College of Liberal Arts

Degree Name

Bachelor in Arts


Alzheimer's disease (AD), a neurodegenerative disease, leads to a decline in memory and other mental abilities severe enough to interfere with everyday activity. Recent research has found increased risk of developing AD in the presence of Type 2 Diabetes Mellitus (T2DM). Increased blood glucose levels have been positively correlated with accelerated cognitive decline, and growing evidence suggest defective insulin signaling pathways within the AD brain. In this study, embryonic cortical neurons were cultured and treated with streptozotocin (STZ) and high levels of glucose in order to produce a neurodegenerative model of AD. MTS assays were used to assess cell viability. Combination of glucose and STZ led to significantly more toxicity than in conditions of only STZ (p < 0.05).

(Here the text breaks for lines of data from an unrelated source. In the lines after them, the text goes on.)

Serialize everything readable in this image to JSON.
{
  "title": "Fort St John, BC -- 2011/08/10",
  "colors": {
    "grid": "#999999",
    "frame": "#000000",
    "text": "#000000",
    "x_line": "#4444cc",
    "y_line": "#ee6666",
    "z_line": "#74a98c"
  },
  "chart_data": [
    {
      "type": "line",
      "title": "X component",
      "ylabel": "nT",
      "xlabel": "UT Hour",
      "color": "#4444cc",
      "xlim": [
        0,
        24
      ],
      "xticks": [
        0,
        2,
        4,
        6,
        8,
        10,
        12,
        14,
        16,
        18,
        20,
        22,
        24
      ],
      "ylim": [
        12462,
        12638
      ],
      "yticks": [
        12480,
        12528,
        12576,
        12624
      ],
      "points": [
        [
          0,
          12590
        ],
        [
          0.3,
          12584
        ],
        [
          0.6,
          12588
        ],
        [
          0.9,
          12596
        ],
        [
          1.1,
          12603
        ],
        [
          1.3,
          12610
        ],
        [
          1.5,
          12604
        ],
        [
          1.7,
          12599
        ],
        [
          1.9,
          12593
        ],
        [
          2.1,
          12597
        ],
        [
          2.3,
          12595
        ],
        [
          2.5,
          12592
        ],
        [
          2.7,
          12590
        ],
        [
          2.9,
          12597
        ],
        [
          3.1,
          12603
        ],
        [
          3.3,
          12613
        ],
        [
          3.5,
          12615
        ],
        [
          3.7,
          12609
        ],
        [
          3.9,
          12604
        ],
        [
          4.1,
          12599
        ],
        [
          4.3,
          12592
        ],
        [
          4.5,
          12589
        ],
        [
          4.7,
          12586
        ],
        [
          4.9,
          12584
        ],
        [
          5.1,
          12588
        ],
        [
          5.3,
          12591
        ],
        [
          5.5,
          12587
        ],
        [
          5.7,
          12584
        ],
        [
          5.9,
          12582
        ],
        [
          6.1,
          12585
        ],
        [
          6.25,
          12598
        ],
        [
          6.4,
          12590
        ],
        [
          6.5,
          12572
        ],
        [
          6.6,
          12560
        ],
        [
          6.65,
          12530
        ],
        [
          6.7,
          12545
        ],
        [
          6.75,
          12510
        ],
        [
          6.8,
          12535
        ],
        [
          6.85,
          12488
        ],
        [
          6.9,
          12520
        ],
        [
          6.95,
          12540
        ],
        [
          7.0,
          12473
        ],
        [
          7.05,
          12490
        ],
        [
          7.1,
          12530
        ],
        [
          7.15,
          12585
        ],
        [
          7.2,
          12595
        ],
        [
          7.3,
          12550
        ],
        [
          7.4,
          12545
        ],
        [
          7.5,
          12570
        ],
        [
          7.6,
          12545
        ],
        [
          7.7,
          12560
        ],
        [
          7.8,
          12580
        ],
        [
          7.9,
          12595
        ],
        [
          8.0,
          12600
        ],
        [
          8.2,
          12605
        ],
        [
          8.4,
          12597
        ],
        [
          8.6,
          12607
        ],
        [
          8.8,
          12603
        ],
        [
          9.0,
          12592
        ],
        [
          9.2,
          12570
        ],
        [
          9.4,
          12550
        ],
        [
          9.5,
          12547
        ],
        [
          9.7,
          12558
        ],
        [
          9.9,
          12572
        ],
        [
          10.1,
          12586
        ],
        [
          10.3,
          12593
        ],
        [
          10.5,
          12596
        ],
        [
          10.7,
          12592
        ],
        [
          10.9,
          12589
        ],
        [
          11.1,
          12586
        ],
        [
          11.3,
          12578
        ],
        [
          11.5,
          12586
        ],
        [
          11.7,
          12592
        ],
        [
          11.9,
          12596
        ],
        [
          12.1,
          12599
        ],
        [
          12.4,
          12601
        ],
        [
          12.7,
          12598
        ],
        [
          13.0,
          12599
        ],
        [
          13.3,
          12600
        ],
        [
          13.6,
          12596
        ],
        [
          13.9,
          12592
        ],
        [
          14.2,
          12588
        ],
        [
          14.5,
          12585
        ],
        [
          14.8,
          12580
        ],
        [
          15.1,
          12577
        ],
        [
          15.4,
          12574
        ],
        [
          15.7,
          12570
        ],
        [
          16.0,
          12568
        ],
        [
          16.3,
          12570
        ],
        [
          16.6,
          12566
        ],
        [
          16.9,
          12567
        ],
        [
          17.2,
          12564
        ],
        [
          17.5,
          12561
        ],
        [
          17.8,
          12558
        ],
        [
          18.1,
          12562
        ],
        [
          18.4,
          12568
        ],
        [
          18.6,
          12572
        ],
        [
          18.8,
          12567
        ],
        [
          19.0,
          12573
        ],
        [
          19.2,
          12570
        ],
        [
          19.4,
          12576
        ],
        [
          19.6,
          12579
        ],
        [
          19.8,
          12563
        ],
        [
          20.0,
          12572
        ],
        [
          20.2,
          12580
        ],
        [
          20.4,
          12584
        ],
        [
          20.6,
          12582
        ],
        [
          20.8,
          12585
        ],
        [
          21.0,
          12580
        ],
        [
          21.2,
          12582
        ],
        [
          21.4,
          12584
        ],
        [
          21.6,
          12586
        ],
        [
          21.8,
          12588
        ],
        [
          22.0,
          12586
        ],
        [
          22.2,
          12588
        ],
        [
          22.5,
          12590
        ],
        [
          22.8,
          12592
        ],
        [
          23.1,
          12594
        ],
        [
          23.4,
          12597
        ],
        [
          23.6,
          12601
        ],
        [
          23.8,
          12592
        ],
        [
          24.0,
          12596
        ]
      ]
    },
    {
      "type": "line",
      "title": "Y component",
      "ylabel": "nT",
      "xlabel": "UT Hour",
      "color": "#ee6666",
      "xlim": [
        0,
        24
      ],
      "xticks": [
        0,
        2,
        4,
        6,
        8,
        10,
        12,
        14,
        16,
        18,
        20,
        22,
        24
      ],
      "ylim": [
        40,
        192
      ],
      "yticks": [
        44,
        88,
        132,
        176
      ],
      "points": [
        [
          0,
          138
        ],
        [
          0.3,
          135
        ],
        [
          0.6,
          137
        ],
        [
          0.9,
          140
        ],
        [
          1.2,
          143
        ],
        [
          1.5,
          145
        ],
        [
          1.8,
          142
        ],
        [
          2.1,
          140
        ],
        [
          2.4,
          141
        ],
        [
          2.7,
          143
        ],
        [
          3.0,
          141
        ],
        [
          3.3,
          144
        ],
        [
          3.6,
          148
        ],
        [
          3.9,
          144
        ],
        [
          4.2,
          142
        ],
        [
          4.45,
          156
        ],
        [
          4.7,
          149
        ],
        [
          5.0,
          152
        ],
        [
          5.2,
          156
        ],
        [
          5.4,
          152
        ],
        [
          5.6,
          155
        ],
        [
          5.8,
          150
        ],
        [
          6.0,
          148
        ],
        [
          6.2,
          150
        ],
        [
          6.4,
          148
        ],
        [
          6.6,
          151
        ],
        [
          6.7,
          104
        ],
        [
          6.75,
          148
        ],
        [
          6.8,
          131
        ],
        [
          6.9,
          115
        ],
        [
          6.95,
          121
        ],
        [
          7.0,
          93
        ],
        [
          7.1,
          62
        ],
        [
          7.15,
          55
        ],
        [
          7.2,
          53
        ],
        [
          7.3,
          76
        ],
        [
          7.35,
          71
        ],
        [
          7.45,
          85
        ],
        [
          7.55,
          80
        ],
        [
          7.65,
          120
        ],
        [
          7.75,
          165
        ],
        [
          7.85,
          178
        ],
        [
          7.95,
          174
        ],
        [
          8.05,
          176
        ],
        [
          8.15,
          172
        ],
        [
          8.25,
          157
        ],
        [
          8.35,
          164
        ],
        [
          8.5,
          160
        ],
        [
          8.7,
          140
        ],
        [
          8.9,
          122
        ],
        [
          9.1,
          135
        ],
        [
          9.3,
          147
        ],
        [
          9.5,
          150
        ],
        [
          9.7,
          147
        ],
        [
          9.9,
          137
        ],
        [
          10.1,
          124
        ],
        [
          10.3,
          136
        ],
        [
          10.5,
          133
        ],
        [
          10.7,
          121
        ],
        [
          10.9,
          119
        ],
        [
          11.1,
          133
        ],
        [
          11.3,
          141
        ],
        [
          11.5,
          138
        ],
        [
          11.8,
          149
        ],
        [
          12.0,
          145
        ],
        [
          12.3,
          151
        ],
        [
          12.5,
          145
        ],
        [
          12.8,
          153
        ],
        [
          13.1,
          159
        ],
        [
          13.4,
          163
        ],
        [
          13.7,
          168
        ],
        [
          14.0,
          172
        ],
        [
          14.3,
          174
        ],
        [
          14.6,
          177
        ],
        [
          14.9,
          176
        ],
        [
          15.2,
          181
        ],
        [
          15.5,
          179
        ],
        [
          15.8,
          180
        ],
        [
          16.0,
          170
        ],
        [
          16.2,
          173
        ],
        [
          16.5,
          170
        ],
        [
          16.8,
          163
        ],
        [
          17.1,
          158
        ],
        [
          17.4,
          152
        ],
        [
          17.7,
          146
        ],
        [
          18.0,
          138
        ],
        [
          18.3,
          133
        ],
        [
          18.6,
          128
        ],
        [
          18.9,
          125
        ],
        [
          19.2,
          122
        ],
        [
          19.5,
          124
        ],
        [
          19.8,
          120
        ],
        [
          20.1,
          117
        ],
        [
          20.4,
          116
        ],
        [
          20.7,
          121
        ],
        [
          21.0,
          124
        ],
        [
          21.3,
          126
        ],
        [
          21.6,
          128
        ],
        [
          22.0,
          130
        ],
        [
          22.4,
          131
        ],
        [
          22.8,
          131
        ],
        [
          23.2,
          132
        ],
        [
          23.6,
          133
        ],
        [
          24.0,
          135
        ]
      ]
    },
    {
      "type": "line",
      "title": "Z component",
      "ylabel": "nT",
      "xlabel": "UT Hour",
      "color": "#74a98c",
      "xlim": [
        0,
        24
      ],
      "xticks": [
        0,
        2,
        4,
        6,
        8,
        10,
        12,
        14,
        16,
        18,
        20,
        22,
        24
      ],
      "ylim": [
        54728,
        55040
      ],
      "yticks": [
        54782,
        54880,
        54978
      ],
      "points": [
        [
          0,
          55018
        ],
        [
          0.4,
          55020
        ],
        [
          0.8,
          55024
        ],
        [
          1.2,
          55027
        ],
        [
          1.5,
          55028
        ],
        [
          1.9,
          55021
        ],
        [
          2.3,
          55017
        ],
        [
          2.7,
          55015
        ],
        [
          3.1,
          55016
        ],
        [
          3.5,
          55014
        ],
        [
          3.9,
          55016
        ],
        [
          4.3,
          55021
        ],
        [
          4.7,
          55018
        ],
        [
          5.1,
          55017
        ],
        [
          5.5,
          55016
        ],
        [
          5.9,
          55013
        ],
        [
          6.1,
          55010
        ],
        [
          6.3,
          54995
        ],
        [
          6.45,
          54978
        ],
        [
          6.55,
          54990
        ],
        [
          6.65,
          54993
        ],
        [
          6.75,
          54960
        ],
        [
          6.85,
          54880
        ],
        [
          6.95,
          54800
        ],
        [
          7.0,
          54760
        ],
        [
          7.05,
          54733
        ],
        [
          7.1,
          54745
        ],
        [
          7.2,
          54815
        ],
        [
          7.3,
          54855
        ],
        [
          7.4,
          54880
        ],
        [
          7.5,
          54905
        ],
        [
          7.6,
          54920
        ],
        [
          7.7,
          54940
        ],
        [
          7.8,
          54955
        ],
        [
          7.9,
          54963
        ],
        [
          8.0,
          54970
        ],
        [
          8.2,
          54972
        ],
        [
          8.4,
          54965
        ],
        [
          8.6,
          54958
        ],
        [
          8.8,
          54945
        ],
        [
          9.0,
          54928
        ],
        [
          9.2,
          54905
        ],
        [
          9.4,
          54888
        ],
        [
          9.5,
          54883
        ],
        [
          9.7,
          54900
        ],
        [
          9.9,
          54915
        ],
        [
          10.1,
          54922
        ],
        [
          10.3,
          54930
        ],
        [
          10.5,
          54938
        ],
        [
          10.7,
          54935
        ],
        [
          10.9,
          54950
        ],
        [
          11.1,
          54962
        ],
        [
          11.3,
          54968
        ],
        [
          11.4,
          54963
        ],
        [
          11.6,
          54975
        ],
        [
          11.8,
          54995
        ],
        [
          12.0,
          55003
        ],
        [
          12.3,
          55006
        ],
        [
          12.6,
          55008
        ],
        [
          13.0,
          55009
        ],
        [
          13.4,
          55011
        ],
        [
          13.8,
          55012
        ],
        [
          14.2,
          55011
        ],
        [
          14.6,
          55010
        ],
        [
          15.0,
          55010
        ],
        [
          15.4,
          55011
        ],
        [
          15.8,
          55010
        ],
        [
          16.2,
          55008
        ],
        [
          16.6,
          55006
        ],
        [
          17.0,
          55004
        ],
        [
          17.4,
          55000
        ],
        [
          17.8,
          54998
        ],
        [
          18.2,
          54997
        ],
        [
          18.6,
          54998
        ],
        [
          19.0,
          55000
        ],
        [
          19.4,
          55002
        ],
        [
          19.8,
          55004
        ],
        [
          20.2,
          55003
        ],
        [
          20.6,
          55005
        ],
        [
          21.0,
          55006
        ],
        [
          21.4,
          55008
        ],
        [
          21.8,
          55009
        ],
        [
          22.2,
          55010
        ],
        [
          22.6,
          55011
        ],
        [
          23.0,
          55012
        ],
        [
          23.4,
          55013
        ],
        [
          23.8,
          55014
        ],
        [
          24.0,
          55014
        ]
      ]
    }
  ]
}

Next, metformin and insulin, two agents currently used to combat high glucose levels in diabetic patients, were used separately and in conjunction to test their abilities in relieving neuronal toxicity. As expected, insulin, which is thought to act as a growth factor, led to a significant decrease in toxicity in all experiments (p < 0.05). Administration of a 24 hour metformin pre-treatment to 130 mM glucose led to significantly less neuronal toxicity than without a pre-treatment (p = 0.012). Overall, there were no consistent observable effects of STZ or Metformin. Future experiments will aim to determine the mechanisms of action of metformin, STZ, and how metformin pre-treatment is able to exert its beneficial effects.